ムジゲの便り 1号

金大中大統領の評判(11月17日)

クレト 中村 道生 神父
cletusofm@hotmail.com
Frnaciscan Friary

昨日今日とソウルは雨模様です。 金大中大統領がノーベル平和賞を受賞されたのはもう1ヵ月も前になりますね。そのとき、私はまだ3ヶ月の帰国休暇中で日本にいましたので、韓国の兄弟たちとこの喜びを共に分かち合えなくて残念だと思ったものでした。このニュースが世界を駆け抜けたとき、韓国人のみならず、多く国の人々が喜び祝福したのではないでしょうか。特に在日韓国朝鮮の人々にとっては喜びがひとしおだったようです。大阪で号外を読む人々の姿をテレビで見ていてそう思いました。 
 10月の末、ソウルに戻ったとき、大きなビルや道路わきの壁1面に「祝 金大中大統領 ノーベル平和賞受賞 !!」という幟が大きく掲げてありました。ああ、やっぱりそうだったんだなーと納得しました。 
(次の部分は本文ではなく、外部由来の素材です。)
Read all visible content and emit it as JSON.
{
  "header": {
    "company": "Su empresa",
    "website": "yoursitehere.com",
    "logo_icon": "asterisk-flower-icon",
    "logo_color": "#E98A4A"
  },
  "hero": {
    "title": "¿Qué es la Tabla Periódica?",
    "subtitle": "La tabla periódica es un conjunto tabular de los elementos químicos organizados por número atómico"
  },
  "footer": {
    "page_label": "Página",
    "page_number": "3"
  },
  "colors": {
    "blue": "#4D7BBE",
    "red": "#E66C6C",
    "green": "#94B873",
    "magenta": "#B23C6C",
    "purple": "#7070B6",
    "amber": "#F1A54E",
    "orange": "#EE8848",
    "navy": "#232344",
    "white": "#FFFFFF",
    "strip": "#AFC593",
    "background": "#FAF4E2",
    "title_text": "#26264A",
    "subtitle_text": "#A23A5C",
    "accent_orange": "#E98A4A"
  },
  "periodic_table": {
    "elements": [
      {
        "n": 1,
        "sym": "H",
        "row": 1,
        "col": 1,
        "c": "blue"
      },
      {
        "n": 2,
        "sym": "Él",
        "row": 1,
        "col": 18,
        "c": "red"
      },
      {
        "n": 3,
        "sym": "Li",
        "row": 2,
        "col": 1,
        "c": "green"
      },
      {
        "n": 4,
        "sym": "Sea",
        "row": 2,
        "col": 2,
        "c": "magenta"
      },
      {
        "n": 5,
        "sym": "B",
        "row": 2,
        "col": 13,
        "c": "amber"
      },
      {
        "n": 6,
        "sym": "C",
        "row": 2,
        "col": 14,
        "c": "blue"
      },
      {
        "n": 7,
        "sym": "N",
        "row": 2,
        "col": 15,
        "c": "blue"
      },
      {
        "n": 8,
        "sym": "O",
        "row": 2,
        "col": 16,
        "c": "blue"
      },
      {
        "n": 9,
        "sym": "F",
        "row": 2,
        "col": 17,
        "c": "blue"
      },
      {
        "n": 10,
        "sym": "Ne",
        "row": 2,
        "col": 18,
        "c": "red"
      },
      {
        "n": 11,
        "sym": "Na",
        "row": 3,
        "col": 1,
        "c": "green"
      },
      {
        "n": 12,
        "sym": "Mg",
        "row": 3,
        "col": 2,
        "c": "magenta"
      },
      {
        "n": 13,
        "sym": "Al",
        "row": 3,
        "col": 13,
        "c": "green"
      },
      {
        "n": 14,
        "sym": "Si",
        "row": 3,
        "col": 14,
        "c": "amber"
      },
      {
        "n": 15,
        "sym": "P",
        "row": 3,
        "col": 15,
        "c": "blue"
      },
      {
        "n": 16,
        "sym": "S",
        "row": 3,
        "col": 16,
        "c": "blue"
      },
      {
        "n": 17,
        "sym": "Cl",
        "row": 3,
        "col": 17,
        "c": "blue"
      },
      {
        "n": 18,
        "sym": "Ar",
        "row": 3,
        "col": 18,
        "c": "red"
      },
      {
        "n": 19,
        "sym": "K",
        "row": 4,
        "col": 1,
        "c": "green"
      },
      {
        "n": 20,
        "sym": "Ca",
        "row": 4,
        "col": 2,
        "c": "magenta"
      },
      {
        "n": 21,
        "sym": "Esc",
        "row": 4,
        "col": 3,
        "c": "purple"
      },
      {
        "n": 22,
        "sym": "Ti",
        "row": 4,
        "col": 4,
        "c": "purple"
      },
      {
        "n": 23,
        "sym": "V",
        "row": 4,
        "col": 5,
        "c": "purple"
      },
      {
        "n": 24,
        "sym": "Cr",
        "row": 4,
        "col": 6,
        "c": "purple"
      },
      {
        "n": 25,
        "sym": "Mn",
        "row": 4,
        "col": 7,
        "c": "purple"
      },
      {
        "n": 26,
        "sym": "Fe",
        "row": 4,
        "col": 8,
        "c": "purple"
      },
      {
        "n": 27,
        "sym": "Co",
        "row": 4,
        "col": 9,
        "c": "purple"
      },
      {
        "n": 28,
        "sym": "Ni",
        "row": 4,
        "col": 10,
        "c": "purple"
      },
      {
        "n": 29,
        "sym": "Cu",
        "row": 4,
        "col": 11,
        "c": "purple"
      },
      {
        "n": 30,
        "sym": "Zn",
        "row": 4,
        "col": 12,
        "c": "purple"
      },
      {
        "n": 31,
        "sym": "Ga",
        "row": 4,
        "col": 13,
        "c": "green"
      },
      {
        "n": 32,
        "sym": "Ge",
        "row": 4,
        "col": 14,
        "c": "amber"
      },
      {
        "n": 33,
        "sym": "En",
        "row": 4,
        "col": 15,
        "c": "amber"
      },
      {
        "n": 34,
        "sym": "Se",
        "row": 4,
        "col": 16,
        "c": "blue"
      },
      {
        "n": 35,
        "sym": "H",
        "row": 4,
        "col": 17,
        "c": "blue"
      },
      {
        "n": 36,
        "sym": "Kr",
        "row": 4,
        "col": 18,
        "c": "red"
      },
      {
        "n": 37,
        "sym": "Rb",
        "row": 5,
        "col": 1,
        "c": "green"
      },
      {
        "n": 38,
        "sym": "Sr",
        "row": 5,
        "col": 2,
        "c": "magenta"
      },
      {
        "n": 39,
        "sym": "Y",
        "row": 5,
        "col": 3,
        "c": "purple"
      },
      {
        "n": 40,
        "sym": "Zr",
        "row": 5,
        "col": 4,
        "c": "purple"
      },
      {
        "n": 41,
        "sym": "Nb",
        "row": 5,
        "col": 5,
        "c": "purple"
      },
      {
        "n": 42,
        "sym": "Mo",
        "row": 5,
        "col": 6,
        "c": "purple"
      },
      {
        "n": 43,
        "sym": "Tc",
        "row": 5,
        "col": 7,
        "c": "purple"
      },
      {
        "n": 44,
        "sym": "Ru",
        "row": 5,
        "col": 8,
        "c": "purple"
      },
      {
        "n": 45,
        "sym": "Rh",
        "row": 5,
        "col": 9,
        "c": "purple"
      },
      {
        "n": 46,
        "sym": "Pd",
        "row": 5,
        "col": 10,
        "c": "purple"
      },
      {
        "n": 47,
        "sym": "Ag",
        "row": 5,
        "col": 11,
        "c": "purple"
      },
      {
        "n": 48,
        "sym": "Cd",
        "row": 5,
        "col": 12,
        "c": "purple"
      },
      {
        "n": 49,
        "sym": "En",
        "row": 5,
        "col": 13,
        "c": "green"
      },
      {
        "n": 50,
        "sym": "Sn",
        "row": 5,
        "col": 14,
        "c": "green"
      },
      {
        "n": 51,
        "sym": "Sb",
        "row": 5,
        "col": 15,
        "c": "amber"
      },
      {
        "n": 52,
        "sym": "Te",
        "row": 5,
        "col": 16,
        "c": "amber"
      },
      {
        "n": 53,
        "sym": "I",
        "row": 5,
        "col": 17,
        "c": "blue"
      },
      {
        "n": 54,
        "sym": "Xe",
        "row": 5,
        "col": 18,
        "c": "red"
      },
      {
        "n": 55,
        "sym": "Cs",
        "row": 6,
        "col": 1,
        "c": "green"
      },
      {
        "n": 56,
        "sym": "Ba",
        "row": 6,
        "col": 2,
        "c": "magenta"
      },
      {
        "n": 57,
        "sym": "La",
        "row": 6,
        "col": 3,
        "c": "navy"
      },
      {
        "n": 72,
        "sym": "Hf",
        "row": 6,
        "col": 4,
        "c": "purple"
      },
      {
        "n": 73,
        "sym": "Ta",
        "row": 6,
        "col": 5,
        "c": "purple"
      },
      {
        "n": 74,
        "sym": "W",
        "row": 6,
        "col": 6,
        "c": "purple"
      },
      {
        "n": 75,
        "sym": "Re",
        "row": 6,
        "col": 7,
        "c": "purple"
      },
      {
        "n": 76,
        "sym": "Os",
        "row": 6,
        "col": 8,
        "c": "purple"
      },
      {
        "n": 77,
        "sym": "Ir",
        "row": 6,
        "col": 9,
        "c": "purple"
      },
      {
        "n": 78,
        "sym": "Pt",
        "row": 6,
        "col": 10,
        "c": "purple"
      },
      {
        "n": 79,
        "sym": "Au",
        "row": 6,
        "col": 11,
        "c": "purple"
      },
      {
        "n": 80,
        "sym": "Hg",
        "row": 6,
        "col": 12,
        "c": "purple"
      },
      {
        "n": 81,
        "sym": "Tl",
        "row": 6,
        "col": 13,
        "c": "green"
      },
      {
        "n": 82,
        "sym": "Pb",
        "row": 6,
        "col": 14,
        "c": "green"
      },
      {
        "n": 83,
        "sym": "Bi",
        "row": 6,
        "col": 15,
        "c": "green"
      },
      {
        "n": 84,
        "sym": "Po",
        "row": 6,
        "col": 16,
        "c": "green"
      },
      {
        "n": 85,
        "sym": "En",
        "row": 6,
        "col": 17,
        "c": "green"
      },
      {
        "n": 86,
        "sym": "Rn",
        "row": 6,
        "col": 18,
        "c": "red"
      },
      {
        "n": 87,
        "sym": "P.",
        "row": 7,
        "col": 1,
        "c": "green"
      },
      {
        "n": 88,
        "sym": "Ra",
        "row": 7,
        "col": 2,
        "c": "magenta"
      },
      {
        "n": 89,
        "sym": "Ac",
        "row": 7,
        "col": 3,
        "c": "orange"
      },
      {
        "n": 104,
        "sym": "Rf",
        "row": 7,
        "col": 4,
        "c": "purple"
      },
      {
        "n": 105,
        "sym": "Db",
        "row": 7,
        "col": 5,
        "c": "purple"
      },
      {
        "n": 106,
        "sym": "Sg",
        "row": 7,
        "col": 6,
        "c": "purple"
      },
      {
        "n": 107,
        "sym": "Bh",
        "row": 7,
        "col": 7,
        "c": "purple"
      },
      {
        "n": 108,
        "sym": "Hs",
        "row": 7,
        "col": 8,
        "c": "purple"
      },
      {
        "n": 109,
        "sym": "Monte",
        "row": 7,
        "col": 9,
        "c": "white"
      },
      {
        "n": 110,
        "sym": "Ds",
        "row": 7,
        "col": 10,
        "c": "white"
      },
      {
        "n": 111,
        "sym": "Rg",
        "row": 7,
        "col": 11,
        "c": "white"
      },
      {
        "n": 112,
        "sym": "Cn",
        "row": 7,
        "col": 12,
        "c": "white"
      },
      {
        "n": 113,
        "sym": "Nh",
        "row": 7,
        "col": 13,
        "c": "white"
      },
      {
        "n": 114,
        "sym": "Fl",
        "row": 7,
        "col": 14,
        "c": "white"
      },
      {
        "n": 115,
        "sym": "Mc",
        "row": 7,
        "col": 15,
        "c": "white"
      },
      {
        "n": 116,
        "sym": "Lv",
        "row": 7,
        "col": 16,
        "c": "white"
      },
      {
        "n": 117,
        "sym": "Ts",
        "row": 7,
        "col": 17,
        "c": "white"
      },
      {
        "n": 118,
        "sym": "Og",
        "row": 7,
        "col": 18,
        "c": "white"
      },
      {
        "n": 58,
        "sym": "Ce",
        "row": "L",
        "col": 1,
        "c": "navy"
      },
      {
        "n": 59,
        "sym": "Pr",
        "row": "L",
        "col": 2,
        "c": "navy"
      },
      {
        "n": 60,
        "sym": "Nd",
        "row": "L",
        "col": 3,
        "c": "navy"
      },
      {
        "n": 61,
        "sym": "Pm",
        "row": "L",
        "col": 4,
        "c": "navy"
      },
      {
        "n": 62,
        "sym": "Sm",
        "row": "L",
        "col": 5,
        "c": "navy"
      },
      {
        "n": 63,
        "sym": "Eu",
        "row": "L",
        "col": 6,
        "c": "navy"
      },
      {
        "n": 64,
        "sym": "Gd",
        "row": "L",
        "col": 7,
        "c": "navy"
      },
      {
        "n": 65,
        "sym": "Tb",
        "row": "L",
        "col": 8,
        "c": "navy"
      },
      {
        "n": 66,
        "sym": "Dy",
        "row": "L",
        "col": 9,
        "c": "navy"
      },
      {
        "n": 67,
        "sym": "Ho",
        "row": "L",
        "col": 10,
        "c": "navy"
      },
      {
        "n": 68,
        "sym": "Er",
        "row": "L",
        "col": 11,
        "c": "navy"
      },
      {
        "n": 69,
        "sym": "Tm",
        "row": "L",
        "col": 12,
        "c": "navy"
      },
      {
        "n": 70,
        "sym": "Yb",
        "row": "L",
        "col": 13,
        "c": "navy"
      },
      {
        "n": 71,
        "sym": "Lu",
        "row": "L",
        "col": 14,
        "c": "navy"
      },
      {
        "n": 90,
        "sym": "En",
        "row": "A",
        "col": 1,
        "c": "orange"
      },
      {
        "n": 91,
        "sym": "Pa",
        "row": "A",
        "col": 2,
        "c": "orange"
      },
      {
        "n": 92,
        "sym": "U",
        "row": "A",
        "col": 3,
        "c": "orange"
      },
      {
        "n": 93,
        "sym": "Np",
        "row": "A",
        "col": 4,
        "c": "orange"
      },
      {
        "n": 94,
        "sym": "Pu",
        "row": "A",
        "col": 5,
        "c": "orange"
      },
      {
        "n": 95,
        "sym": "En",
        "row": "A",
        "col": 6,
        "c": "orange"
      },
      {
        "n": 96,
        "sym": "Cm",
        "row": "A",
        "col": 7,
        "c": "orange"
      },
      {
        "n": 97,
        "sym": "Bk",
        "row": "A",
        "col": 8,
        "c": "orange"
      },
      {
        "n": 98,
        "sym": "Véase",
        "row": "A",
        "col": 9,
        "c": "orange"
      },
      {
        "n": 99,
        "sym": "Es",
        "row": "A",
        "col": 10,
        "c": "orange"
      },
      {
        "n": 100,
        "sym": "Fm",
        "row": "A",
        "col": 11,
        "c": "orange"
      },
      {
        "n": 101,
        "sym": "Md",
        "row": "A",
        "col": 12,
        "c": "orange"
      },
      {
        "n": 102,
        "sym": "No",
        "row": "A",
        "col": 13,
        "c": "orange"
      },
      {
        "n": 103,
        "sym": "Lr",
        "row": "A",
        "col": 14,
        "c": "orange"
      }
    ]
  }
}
 ところが、11月6日、日本から来られる司教様方をお迎えするためにプサンに行ったんですが、そこには金大中大統領のノーベル平和賞受賞を称える幟はほとんどありませんでした。はじめはそのことに気づきもしていなかったのですが、司教様方の交流会(これは毎年日本と韓国で交互に開催され、今年は6回目)が終わった日、松浦司教様をおつれしてプサンを少し案内したときのことです。実は5月の末に私はプサンの信者の方37人をお連れして、大聖年のための巡礼で大阪、京都を訪問したのですが、その時の何人かの人たちとの再会の席でのことでした。司教様が金大中大統領のノーベル平和賞のお祝いを述べられたのですが、ある婦人が指を丸めながら行ったんです。「あれは金で買ったんですよ」と。私たち二人は思わず顔を見合わせました。もう一人の婦人は「金大統領は韓国の経済をだめにしてしまいました」と付け加えました。地域感情がこんなに隔たっているとは思いませんでした。巨人フアンと阪神フアンの比ではないようです。

 金大統領を援護するわけではないですが、彼の平和統一に関する思いとその実践は1970年以来30年間一貫したものです。詳しくは、朝日新聞社から出された、金大中アジア太平洋平和財団著「金大中平和統一論」をお勧めいたします。